勝俣さんは、佼成ウインドで、私の前任のティンパニストです。私が高校2年生の時、埼玉県所沢市にある「ミューズ」というコンサートホールで、埼玉県吹奏楽連盟(吹連)主催の演奏会があり、メンバーのほとんどが佼成ウインド所属の方でした。その演奏会で使う楽器は吹連加盟校から集められたのですが、ティンパニは僕の学校の楽器を使うことになりました。プロの演奏家が使うからと、張り切ってチューニングして、一丁前に「可能な限り、調整しました」なんて言って、勝俣さんにお渡ししたのを覚えています。
演奏会で驚いたのは、勝俣さんが奏でるティンパニの音色でした。いつも自分が触っている楽器なのに、あまりにも音が違うので、もう、衝撃的でした。打楽器は、他の楽器のようにロングトーン(音を伸ばすこと)ができないので、素早く連打する「ロール」という技術で音を伸ばします。勝俣さんのロールは、クレッシェンド(次第に強く)する時のスピード感とリズムのキレ、音の広がりがずば抜けていて、演奏中は目を離せませんでした。自分の音とはあまりにも違いすぎたので、目指そうとも思えないほど実力の違いを見せつけられました。

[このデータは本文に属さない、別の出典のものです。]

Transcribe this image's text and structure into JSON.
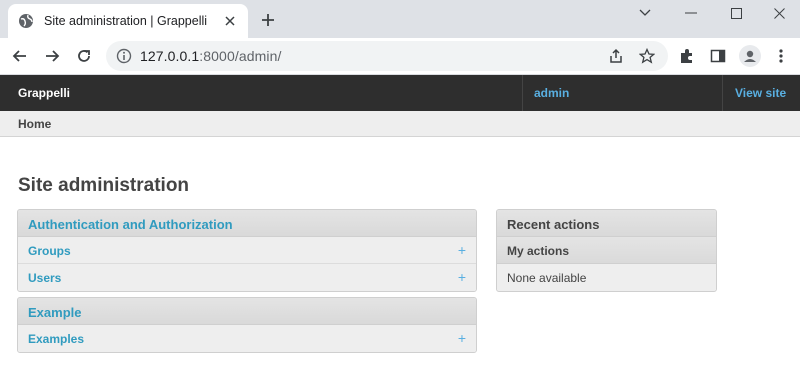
{
  "browser": {
    "tab_title": "Site administration | Grappelli",
    "url_host": "127.0.0.1",
    "url_rest": ":8000/admin/",
    "icons": [
      "globe-icon",
      "close-icon",
      "plus-icon",
      "minimize-icon",
      "maximize-icon",
      "close-window-icon",
      "back-arrow-icon",
      "forward-arrow-icon",
      "reload-icon",
      "info-icon",
      "share-icon",
      "star-icon",
      "extensions-icon",
      "side-panel-icon",
      "profile-icon",
      "kebab-menu-icon"
    ]
  },
  "header": {
    "brand": "Grappelli",
    "user": "admin",
    "view_site": "View site"
  },
  "breadcrumb": {
    "home": "Home"
  },
  "page": {
    "title": "Site administration"
  },
  "apps": [
    {
      "name": "Authentication and Authorization",
      "models": [
        {
          "label": "Groups",
          "add": "+"
        },
        {
          "label": "Users",
          "add": "+"
        }
      ]
    },
    {
      "name": "Example",
      "models": [
        {
          "label": "Examples",
          "add": "+"
        }
      ]
    }
  ],
  "recent": {
    "title": "Recent actions",
    "subtitle": "My actions",
    "empty": "None available"
  },
  "colors": {
    "link": "#309bbf",
    "header_bg": "#2e2e2e",
    "header_link": "#59afe1"
  }
}
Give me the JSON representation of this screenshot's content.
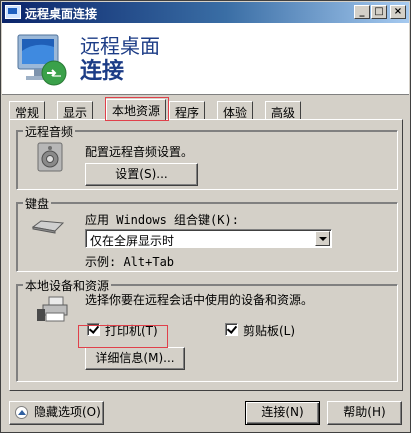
{
  "window": {
    "title": "远程桌面连接"
  },
  "banner": {
    "line1": "远程桌面",
    "line2": "连接"
  },
  "tabs": [
    {
      "label": "常规"
    },
    {
      "label": "显示"
    },
    {
      "label": "本地资源",
      "active": true
    },
    {
      "label": "程序"
    },
    {
      "label": "体验"
    },
    {
      "label": "高级"
    }
  ],
  "audio": {
    "group_title": "远程音频",
    "description": "配置远程音频设置。",
    "settings_button": "设置(S)..."
  },
  "keyboard": {
    "group_title": "键盘",
    "apply_label": "应用 Windows 组合键(K):",
    "selected_option": "仅在全屏显示时",
    "example": "示例: Alt+Tab"
  },
  "devices": {
    "group_title": "本地设备和资源",
    "description": "选择你要在远程会话中使用的设备和资源。",
    "printers_label": "打印机(T)",
    "printers_checked": true,
    "clipboard_label": "剪贴板(L)",
    "clipboard_checked": true,
    "details_button": "详细信息(M)..."
  },
  "footer": {
    "hide_options": "隐藏选项(O)",
    "connect_button": "连接(N)",
    "help_button": "帮助(H)"
  },
  "colors": {
    "accent_outline": "#e0404a",
    "title_blue": "#0a246a",
    "banner_text": "#1c3c86"
  }
}
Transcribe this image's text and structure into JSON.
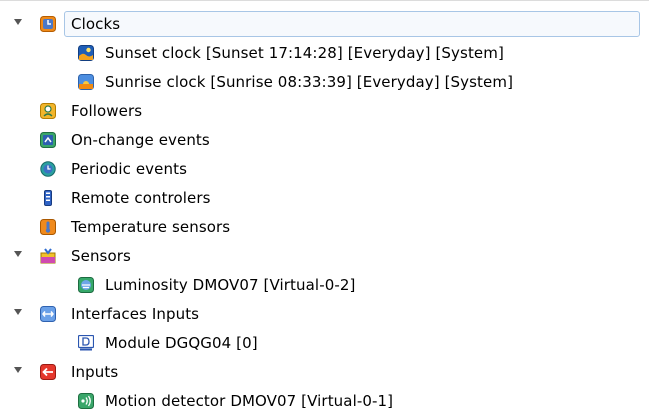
{
  "tree": {
    "clocks": {
      "label": "Clocks",
      "expanded": true,
      "selected": true,
      "icon": "clock-icon",
      "children": [
        {
          "label": "Sunset clock [Sunset 17:14:28] [Everyday] [System]",
          "icon": "sunset-icon"
        },
        {
          "label": "Sunrise clock [Sunrise 08:33:39] [Everyday] [System]",
          "icon": "sunrise-icon"
        }
      ]
    },
    "followers": {
      "label": "Followers",
      "icon": "follower-icon"
    },
    "on_change_events": {
      "label": "On-change events",
      "icon": "on-change-icon"
    },
    "periodic_events": {
      "label": "Periodic events",
      "icon": "periodic-icon"
    },
    "remote_controlers": {
      "label": "Remote controlers",
      "icon": "remote-icon"
    },
    "temperature_sensors": {
      "label": "Temperature sensors",
      "icon": "thermometer-icon"
    },
    "sensors": {
      "label": "Sensors",
      "expanded": true,
      "icon": "sensors-icon",
      "children": [
        {
          "label": "Luminosity DMOV07 [Virtual-0-2]",
          "icon": "luminosity-icon"
        }
      ]
    },
    "interfaces_inputs": {
      "label": "Interfaces Inputs",
      "expanded": true,
      "icon": "interfaces-icon",
      "children": [
        {
          "label": "Module DGQG04 [0]",
          "icon": "module-icon"
        }
      ]
    },
    "inputs": {
      "label": "Inputs",
      "expanded": true,
      "icon": "input-icon",
      "children": [
        {
          "label": "Motion detector DMOV07 [Virtual-0-1]",
          "icon": "motion-detector-icon"
        }
      ]
    }
  },
  "colors": {
    "selection_border": "#a8c6e6",
    "selection_fill": "#f6f9fd",
    "arrow": "#555555"
  }
}
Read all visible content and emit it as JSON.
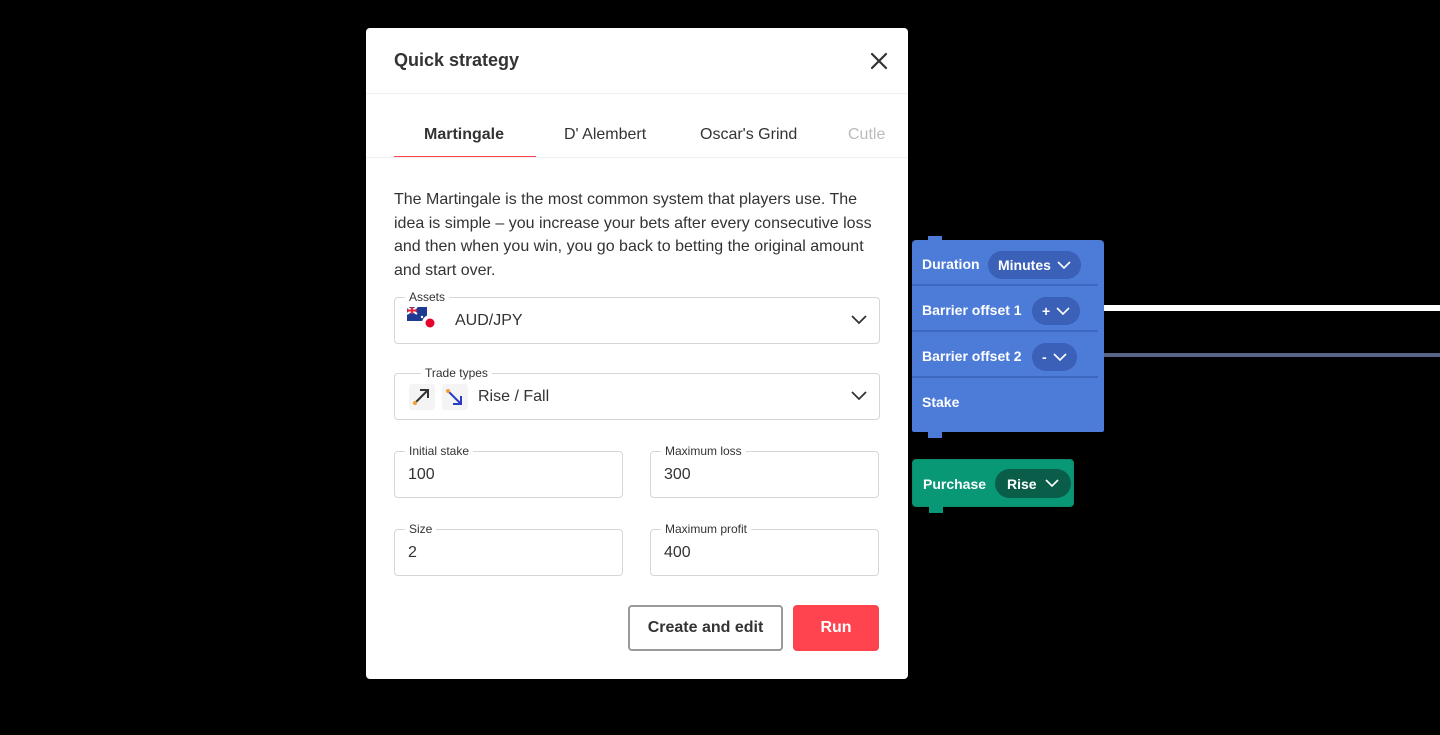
{
  "modal": {
    "title": "Quick strategy",
    "close_icon": "close-icon"
  },
  "tabs": [
    {
      "label": "Martingale",
      "active": true
    },
    {
      "label": "D' Alembert",
      "active": false
    },
    {
      "label": "Oscar's Grind",
      "active": false
    },
    {
      "label": "Cutle",
      "active": false
    }
  ],
  "description": "The Martingale is the most common system that players use. The idea is simple – you increase your bets after every consecutive loss and then when you win, you go back to betting the original amount and start over.",
  "form": {
    "assets": {
      "label": "Assets",
      "value": "AUD/JPY",
      "icon": "aud-jpy-flag-icon"
    },
    "trade_types": {
      "label": "Trade types",
      "value": "Rise / Fall",
      "icons": [
        "rise-icon",
        "fall-icon"
      ]
    },
    "initial_stake": {
      "label": "Initial stake",
      "value": "100"
    },
    "maximum_loss": {
      "label": "Maximum loss",
      "value": "300"
    },
    "size": {
      "label": "Size",
      "value": "2"
    },
    "maximum_profit": {
      "label": "Maximum profit",
      "value": "400"
    }
  },
  "buttons": {
    "create_and_edit": "Create and edit",
    "run": "Run"
  },
  "blocks": {
    "duration": {
      "label": "Duration",
      "dropdown": "Minutes"
    },
    "barrier_offset_1": {
      "label": "Barrier offset 1",
      "dropdown": "+"
    },
    "barrier_offset_2": {
      "label": "Barrier offset 2",
      "dropdown": "-"
    },
    "stake": {
      "label": "Stake"
    },
    "purchase": {
      "label": "Purchase",
      "dropdown": "Rise"
    }
  },
  "colors": {
    "accent": "#ff444f",
    "block_blue": "#4c7bd8",
    "block_green": "#089876",
    "background": "#000000"
  }
}
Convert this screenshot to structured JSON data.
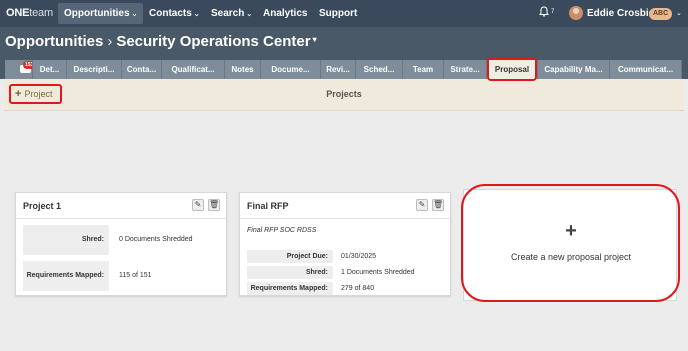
{
  "topnav": {
    "logo_one": "ONE",
    "logo_team": "team",
    "items": [
      {
        "label": "Opportunities",
        "caret": "⌄"
      },
      {
        "label": "Contacts",
        "caret": "⌄"
      },
      {
        "label": "Search",
        "caret": "⌄"
      },
      {
        "label": "Analytics"
      },
      {
        "label": "Support"
      }
    ],
    "notification_count": "7",
    "user_name": "Eddie Crosbie",
    "user_badge": "ABC",
    "user_caret": "⌄"
  },
  "breadcrumb": {
    "section": "Opportunities",
    "separator": "›",
    "current": "Security Operations Center",
    "caret": "▾"
  },
  "tabs": {
    "chat_badge": "153",
    "items": [
      "Det...",
      "Descripti...",
      "Conta...",
      "Qualificat...",
      "Notes",
      "Docume...",
      "Revi...",
      "Sched...",
      "Team",
      "Strate...",
      "Proposal",
      "Capability Ma...",
      "Communicat..."
    ],
    "active": "Proposal"
  },
  "projects_bar": {
    "add_label": "Project",
    "add_icon": "+",
    "title": "Projects"
  },
  "cards": [
    {
      "title": "Project 1",
      "rows": [
        {
          "label": "Shred:",
          "value": "0 Documents Shredded"
        },
        {
          "label": "Requirements Mapped:",
          "value": "115 of 151"
        }
      ]
    },
    {
      "title": "Final RFP",
      "subtitle": "Final RFP SOC RDSS",
      "rows": [
        {
          "label": "Project Due:",
          "value": "01/30/2025"
        },
        {
          "label": "Shred:",
          "value": "1 Documents Shredded"
        },
        {
          "label": "Requirements Mapped:",
          "value": "279 of 840"
        }
      ]
    }
  ],
  "create": {
    "icon": "+",
    "label": "Create a new proposal project"
  },
  "icons": {
    "edit": "✎",
    "delete": "🗑"
  },
  "colors": {
    "nav_bg": "#3a4a5c",
    "highlight": "#e0181b",
    "active_tab": "#f1ede2"
  }
}
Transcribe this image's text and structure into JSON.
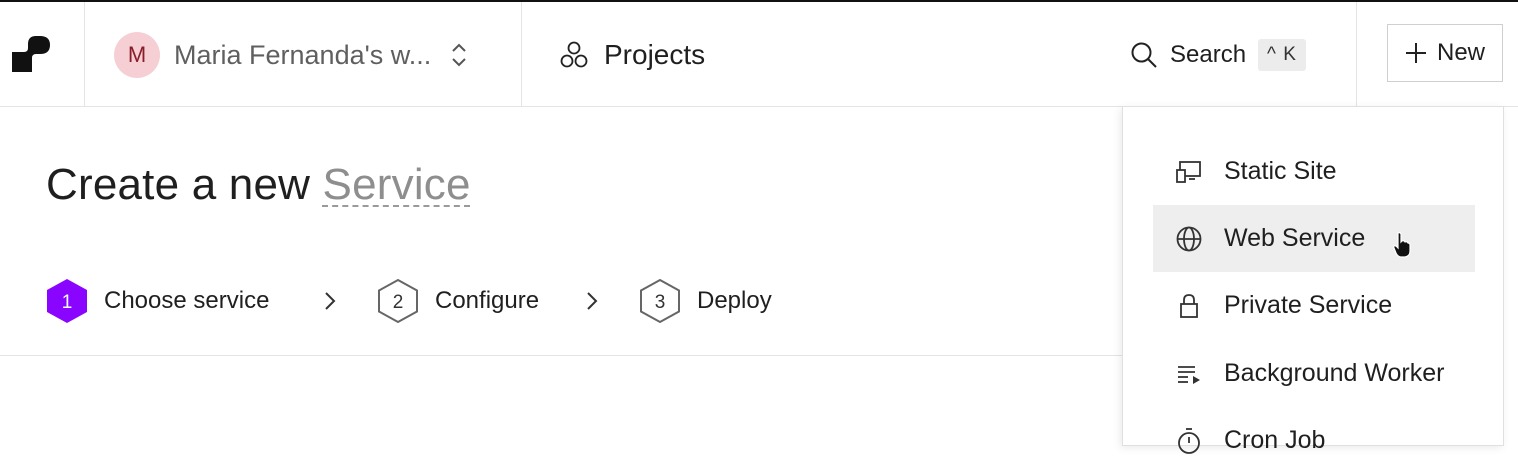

この演奏会で、ティンパニの音のイメージが広がったのは確かです。パレットの上に並んだ絵の具に例えるなら、その数が急に増えたような感覚と言えばいいでしょうか。多感な時期にライブ演奏を聴いて、プロの技術のすごさ、そして、ティンパニによる表現の可能性の大きさに衝撃を受けました。その思い出は、特別な出来事として、今も私の心に刻まれています。
プロフィル
さかもと・ゆうき 1977年、埼玉・川越市生まれ。国立音楽大学音楽学部器楽学科打楽器専攻卒業。劇団四季「リトルマーメイド」のレコーディング、フィギュアスケートのメダリストオンアイスにティンパニ奏者として、「のだめカンタービレ」のスペシャルドラマや映画の音楽に打楽器奏者として参加した。現在、東京佼成ウインドオーケストラ、熊川哲也氏が主宰するKバレエのオーケストラ「シアターオーケストラトーキョー」のティンパニ奏者、東京音楽大学吹奏楽アカデミー非常勤講師を務める。